There have been five unique Pokémon generations, totaling in 19 separate Pokémon role playing games. Games do not get made, or even greenlit, without some signals of financial success. This success for Pokémon is humongous, totaling in $25 billion. And that is just for the role playing games, the traditional Pokémon experience. As we all know, Nintendo is very open to using a game’s grand name on many different products. Who could forget classics like Pokémon Pinball, Pokémon Snap, the carefree picture taking game, and Pokémon Stadium which cuts to the chase and allowed players to battle their friends face to face.
But something as great as Pokémon is not relegated to only video games. I haven’t even dropped the biggest bombs on ya’ll yet- the TV shows and the trading cards. Boosh. The cards and show are so tied in with original franchise that when asked which came first, many people, including self-proclaimed Pokémon fans like myself, have trouble answering that question. Were the game and cars exploiting the TV show’s success? Or was a video game simply the best way to express the spirit of the cards? Neither. The game was such a huge success that it not only caused its medium to succeed (Game Boys were considered irrelevant as a gaming system before Pokémon) but it transcended the medium entirely, spreading to trading cards, and both the big and small screen. Hit movies spawned from a TV show which had spawned from a video game. It’s like the Vh1 dating show machine had spread to imaginary monsters. Although I still hope that New York is an imaginary monster and not a real person.
|I choose you, Syphilis!|
This financial success did not exist in a vacuum. The games’ quality was the driving force behind this money making giant. People needed a game that could be played anywhere; on the bus, at lunchtime, pooping, maybe even while driving. That last one isn’t recommended but it is doable. Believe me. What? I was in the Elite Four and I had work to go to. I think that’s responsible of me not to be late. But what’s better for a game to be played anywhere in our world, than by creating a unique and exciting world to suck players in? By creating a world, the world of Pokémon as Professor Oak would put it, it revamped sales of the Gameboy and DS to new heights.
Enough about money. What other ways can we quantify the quality of these magnificent games? Now, despite my protests, it is impossible to deny that Pokémon is marketed towards mainly children. What are some things you think when I say children? Hyperactivity, ADD, and maybe brutal honesty. Also an unwillingness to take baths, but that’s irrelevant. An adult’s attention span is an average twenty minutes. That means that an average adult can focus on one subject for 20 minutes before getting bored and moving onto something else, like reading Facebook instead of finishing the blog post you’re writing. But children have an even shorter attention span. Conservative estimates put it around 15 minutes. So a game marketed towards little buttmunches with attention span of 15 minutes was a major seller. The average length of Pokémon games are around 10 hours when played quickly, and more like 20 hours for a normal person play-through. In order to keep children’s (or college student’s) attentions, Pokémon must be doing something right.
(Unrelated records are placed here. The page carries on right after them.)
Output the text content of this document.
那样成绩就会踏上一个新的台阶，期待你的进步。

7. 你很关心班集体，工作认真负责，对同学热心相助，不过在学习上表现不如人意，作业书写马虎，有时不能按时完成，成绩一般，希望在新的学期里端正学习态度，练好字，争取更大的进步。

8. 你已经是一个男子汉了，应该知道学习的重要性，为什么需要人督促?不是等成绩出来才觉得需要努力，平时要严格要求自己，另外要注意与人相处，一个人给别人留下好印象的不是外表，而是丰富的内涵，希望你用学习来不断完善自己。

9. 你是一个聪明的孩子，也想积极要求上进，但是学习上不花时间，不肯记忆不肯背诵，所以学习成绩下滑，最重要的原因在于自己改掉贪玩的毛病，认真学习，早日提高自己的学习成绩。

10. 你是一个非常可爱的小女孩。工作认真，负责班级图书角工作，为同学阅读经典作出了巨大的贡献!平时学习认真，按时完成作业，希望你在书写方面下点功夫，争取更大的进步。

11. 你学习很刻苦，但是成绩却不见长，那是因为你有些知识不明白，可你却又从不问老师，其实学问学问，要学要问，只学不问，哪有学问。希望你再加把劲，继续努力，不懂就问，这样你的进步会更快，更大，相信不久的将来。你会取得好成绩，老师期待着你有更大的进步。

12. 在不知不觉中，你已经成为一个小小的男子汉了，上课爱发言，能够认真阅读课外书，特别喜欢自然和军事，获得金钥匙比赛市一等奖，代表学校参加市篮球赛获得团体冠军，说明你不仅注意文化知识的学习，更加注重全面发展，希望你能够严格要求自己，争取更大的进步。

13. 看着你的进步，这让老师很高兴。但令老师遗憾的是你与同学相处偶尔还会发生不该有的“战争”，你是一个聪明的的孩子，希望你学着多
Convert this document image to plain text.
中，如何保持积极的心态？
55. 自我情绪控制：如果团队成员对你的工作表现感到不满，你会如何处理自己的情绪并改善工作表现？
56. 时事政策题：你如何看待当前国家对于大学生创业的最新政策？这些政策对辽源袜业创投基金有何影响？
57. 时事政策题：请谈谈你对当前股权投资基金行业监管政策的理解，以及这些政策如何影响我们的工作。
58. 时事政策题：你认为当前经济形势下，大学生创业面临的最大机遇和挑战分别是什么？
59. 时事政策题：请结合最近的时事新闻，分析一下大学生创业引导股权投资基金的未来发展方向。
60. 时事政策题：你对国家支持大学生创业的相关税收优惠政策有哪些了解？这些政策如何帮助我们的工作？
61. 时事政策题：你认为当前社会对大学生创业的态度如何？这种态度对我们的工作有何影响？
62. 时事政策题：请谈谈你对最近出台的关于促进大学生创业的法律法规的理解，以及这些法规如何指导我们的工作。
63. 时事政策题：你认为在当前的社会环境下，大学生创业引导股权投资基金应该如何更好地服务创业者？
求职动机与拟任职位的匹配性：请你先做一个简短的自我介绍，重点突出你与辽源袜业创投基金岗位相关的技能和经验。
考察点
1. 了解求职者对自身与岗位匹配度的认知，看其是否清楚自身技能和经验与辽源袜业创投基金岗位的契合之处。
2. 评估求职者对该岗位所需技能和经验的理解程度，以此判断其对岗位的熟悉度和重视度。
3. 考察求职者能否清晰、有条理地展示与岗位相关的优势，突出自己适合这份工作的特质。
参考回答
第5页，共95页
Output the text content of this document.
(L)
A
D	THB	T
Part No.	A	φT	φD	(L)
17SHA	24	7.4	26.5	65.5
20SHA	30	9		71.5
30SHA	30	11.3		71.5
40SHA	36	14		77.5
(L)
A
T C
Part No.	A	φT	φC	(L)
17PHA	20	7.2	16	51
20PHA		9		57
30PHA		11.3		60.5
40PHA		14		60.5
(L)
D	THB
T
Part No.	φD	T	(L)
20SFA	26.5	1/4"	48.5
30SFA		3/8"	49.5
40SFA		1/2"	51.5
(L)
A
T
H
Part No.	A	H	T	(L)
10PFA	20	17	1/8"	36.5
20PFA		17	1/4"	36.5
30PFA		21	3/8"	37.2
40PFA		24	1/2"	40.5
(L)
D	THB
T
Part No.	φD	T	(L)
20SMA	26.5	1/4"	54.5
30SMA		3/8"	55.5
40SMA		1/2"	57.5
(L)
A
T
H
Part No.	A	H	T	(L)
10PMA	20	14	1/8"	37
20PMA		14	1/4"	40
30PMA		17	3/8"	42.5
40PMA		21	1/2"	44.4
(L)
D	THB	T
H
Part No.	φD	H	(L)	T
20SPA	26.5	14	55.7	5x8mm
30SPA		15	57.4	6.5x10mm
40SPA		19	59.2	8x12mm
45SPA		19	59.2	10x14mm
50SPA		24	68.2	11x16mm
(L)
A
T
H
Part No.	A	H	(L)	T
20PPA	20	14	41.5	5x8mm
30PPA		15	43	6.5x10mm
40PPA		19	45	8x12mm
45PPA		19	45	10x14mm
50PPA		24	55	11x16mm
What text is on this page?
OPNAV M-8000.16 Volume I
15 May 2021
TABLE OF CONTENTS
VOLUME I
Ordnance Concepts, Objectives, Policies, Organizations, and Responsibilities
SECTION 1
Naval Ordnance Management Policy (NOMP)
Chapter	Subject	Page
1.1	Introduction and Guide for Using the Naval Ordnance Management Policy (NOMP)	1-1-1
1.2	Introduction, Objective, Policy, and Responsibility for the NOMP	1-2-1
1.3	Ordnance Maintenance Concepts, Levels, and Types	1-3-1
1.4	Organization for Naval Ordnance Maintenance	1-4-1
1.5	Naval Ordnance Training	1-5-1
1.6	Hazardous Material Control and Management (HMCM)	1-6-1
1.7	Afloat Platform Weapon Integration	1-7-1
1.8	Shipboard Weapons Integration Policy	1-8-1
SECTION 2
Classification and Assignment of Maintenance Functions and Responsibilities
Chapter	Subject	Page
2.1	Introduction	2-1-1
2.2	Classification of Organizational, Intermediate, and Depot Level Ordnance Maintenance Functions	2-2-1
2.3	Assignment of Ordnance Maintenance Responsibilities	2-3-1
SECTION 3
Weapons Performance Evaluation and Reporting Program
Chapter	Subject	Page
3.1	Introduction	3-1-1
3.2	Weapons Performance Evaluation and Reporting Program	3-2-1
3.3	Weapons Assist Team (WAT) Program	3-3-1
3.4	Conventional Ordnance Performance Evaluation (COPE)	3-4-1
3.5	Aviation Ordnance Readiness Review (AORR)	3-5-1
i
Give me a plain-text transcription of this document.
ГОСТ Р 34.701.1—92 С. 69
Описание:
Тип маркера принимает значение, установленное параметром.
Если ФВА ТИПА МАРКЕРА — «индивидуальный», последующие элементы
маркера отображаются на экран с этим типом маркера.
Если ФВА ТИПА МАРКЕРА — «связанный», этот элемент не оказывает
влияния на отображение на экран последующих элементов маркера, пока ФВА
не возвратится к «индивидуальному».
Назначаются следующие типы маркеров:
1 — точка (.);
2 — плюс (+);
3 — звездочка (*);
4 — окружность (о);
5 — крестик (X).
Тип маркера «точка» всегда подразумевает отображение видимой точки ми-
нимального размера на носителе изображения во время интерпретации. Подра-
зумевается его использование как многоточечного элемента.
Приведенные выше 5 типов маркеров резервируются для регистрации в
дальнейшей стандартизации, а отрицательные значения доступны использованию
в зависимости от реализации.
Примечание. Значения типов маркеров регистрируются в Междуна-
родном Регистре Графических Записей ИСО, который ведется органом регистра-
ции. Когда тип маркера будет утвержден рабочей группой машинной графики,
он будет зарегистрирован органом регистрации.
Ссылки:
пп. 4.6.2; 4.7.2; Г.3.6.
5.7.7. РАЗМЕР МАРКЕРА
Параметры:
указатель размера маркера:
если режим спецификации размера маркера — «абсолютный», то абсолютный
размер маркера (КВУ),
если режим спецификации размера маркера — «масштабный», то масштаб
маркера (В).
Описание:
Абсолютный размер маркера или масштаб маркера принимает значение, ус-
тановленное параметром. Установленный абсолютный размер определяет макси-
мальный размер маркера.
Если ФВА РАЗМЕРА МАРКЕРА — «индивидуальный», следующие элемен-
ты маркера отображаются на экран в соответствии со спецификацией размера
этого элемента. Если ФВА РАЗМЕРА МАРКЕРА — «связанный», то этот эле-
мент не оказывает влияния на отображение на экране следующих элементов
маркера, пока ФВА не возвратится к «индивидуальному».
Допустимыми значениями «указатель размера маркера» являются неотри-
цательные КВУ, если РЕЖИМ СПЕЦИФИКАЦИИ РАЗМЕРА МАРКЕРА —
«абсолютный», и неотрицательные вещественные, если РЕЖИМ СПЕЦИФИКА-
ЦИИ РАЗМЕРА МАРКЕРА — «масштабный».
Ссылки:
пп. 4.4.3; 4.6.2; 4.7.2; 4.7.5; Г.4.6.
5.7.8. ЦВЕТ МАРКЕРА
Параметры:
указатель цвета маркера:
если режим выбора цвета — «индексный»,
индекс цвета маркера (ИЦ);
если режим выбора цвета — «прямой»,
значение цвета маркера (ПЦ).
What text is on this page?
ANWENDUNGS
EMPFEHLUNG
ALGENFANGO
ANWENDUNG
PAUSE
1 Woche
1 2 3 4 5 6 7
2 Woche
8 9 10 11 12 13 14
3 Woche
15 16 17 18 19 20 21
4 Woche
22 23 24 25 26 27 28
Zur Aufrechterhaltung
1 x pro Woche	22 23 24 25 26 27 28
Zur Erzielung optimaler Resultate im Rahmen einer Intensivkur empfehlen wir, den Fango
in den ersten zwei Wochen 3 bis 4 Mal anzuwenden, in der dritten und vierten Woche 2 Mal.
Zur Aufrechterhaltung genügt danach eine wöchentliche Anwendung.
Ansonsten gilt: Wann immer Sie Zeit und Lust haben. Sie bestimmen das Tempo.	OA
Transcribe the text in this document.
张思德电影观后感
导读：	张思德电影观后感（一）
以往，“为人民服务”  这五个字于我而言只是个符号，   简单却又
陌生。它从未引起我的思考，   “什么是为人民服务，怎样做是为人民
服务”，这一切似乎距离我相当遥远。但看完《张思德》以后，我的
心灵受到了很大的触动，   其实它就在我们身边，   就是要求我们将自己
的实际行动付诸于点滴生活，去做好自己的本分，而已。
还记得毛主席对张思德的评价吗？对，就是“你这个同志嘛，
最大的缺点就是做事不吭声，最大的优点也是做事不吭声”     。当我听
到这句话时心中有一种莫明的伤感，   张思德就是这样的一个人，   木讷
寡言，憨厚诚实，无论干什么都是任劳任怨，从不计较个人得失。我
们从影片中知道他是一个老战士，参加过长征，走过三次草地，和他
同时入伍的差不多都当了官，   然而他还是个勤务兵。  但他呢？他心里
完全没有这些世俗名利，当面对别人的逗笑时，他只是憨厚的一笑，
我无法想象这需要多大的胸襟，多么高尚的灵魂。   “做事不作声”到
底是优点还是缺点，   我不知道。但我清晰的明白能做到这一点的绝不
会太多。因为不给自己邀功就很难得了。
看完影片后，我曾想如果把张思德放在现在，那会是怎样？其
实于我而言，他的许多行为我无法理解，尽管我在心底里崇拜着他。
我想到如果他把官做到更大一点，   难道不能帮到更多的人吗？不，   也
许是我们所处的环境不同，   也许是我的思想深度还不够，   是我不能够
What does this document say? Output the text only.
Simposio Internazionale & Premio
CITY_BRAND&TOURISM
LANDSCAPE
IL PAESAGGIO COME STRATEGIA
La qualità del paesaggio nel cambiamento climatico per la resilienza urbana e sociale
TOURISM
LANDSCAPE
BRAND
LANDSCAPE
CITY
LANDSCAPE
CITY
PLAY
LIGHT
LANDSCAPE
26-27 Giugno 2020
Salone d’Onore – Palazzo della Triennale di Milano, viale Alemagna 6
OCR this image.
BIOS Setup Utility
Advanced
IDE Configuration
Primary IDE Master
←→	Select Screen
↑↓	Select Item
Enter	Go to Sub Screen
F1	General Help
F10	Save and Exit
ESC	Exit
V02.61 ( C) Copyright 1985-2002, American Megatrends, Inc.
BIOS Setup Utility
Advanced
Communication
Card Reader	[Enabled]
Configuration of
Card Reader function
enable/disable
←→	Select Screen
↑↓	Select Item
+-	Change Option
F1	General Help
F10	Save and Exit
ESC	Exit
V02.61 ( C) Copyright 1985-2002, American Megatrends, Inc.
But maybe I’m arguing from the wrong place. Pokémon doesn’t come from the head but from the heart. I’m sure everyone has positive memories of Pokémon whether it is watching the show just after school on weekdays, finally catching that Electobuzz, or trying to figure out just how you play that damn card game. If you don’t have anything like this in your memory, I’m not sure we can be friends. When I think Pokémon, I think adventure. The joy of getting that level 5 Squirtle, Charmander, or Bulbasaur is like no other experience in video games. After selecting Squirtle, you strap on your Pokédex and leave your small hometown in yah reahview as you strive to bigger and better things.
Pokémon is better than life in many ways. 1. Who wouldn’t want to ride on the back of a fire-breathing dragon to work? 2. Replayability. Pokémon is great because you can replay it an set a new path for yourself at anytime you’d like. For instance, say you used up your weekend typing a blog post no one is going to read about a children’s game. You can’t undo that, no matter how much you may wish for it. But in Pokémon you can just be glad you didn’t save after you accidentally kill Articuno, and enjoy the battle again.